According to the NSSF Managing Director Richard Byarugaba, that is the best collection in the Fund’s history; Shs15 billion more compared to Sh85 billion that the Fund collected in June 2016, just a year ago.
“2016/17 has been a challenging financial year, but we have come through with yet another collections’ milestone that is above our monthly collections target of Shs77 billion,” Byarugaba said.
The NSSF is mandated by an Act of Parliament to collect monthly contributions from companies employing five people and above, with each employee contributing 5 percent of his monthly salary while the company makes a 10 percent contribution, making it 15 percent.
And, according to Byarugaba, he is optimistic the NSSF will improve last year’s overall financial performance, despite of the economic challenges that the country faced in the just concluded financial year.
“We have started appraising our overall performance for the just concluded financial year and we will communicate to our members after completion of this process.

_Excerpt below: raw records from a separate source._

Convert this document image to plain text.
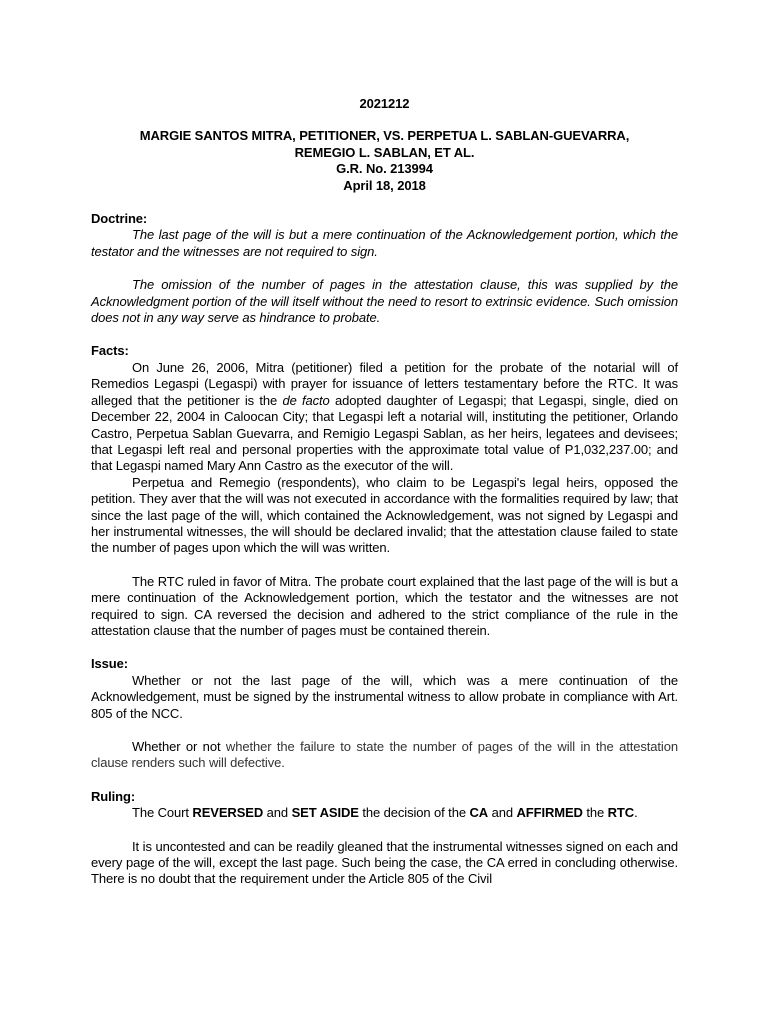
2021212
MARGIE SANTOS MITRA, PETITIONER, VS. PERPETUA L. SABLAN-GUEVARRA,
REMEGIO L. SABLAN, ET AL.
G.R. No. 213994
April 18, 2018
Doctrine:

The last page of the will is but a mere continuation of the Acknowledgement portion, which the testator and the witnesses are not required to sign.

The omission of the number of pages in the attestation clause, this was supplied by the Acknowledgment portion of the will itself without the need to resort to extrinsic evidence. Such omission does not in any way serve as hindrance to probate.

Facts:

On June 26, 2006, Mitra (petitioner) filed a petition for the probate of the notarial will of Remedios Legaspi (Legaspi) with prayer for issuance of letters testamentary before the RTC. It was alleged that the petitioner is the de facto adopted daughter of Legaspi; that Legaspi, single, died on December 22, 2004 in Caloocan City; that Legaspi left a notarial will, instituting the petitioner, Orlando Castro, Perpetua Sablan Guevarra, and Remigio Legaspi Sablan, as her heirs, legatees and devisees; that Legaspi left real and personal properties with the approximate total value of P1,032,237.00; and that Legaspi named Mary Ann Castro as the executor of the will.

Perpetua and Remegio (respondents), who claim to be Legaspi's legal heirs, opposed the petition. They aver that the will was not executed in accordance with the formalities required by law; that since the last page of the will, which contained the Acknowledgement, was not signed by Legaspi and her instrumental witnesses, the will should be declared invalid; that the attestation clause failed to state the number of pages upon which the will was written.

The RTC ruled in favor of Mitra. The probate court explained that the last page of the will is but a mere continuation of the Acknowledgement portion, which the testator and the witnesses are not required to sign. CA reversed the decision and adhered to the strict compliance of the rule in the attestation clause that the number of pages must be contained therein.

Issue:

Whether or not the last page of the will, which was a mere continuation of the Acknowledgement, must be signed by the instrumental witness to allow probate in compliance with Art. 805 of the NCC.

Whether or not whether the failure to state the number of pages of the will in the attestation clause renders such will defective.

Ruling:

The Court REVERSED and SET ASIDE the decision of the CA and AFFIRMED the RTC.

It is uncontested and can be readily gleaned that the instrumental witnesses signed on each and every page of the will, except the last page. Such being the case, the CA erred in concluding otherwise. There is no doubt that the requirement under the Article 805 of the Civil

But going by our reviews over the last 12 months, I am positive that we have created value for our members,” Byarugaba says.
Last year, despite realising a good return for the year 2015/16, Byarugaba says their performance was affected by the decline of stock markets in the East African region that contracted the Fund’s equity portfolio.

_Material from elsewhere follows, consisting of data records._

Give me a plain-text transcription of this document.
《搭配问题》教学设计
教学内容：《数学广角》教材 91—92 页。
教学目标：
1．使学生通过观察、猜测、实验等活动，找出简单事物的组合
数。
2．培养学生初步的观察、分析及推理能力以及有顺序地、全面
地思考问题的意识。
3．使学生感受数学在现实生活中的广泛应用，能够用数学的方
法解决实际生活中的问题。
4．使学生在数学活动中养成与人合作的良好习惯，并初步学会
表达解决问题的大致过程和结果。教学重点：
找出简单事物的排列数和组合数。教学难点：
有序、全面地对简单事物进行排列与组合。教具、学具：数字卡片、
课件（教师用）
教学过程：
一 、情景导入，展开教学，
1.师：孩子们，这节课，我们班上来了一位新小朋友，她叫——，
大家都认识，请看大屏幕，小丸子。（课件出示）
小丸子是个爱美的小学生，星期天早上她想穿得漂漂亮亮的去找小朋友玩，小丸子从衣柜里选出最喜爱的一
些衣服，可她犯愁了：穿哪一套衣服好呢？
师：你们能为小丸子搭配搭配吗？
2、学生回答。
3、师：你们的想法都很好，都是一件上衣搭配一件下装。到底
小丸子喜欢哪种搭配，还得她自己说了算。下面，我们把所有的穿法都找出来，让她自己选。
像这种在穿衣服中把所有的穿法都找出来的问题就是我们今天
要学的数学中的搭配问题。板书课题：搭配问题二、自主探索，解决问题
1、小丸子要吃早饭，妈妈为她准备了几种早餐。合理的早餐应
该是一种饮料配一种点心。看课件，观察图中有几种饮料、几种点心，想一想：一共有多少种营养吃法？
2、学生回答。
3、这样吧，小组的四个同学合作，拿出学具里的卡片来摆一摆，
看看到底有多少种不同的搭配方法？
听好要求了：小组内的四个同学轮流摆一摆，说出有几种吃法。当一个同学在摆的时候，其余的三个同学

NSSF has diverse investments such as fixed income, real estate and equities. It is the largest institutional investor on the Uganda Securities Exchange (USE) and one of the largest domestic holders of Government of Uganda debt, trading in treasury bills and bonds.
Meanwhile, the planned liberalisation of the pension scheme, according to analysts will enable participating pension schemes collect more money from workers but first the schemes have to wait until Parliament passes the pension bill into law. The law is expected to open up the pension market.

Meanwhile, Fund managers have embarked on the countrywide campaign to encourage voluntary contributions from members of the public, more so, the informal sector, a development that will see farmers, bodaboda riders, welders, mechanics and other categories of workers save for the future.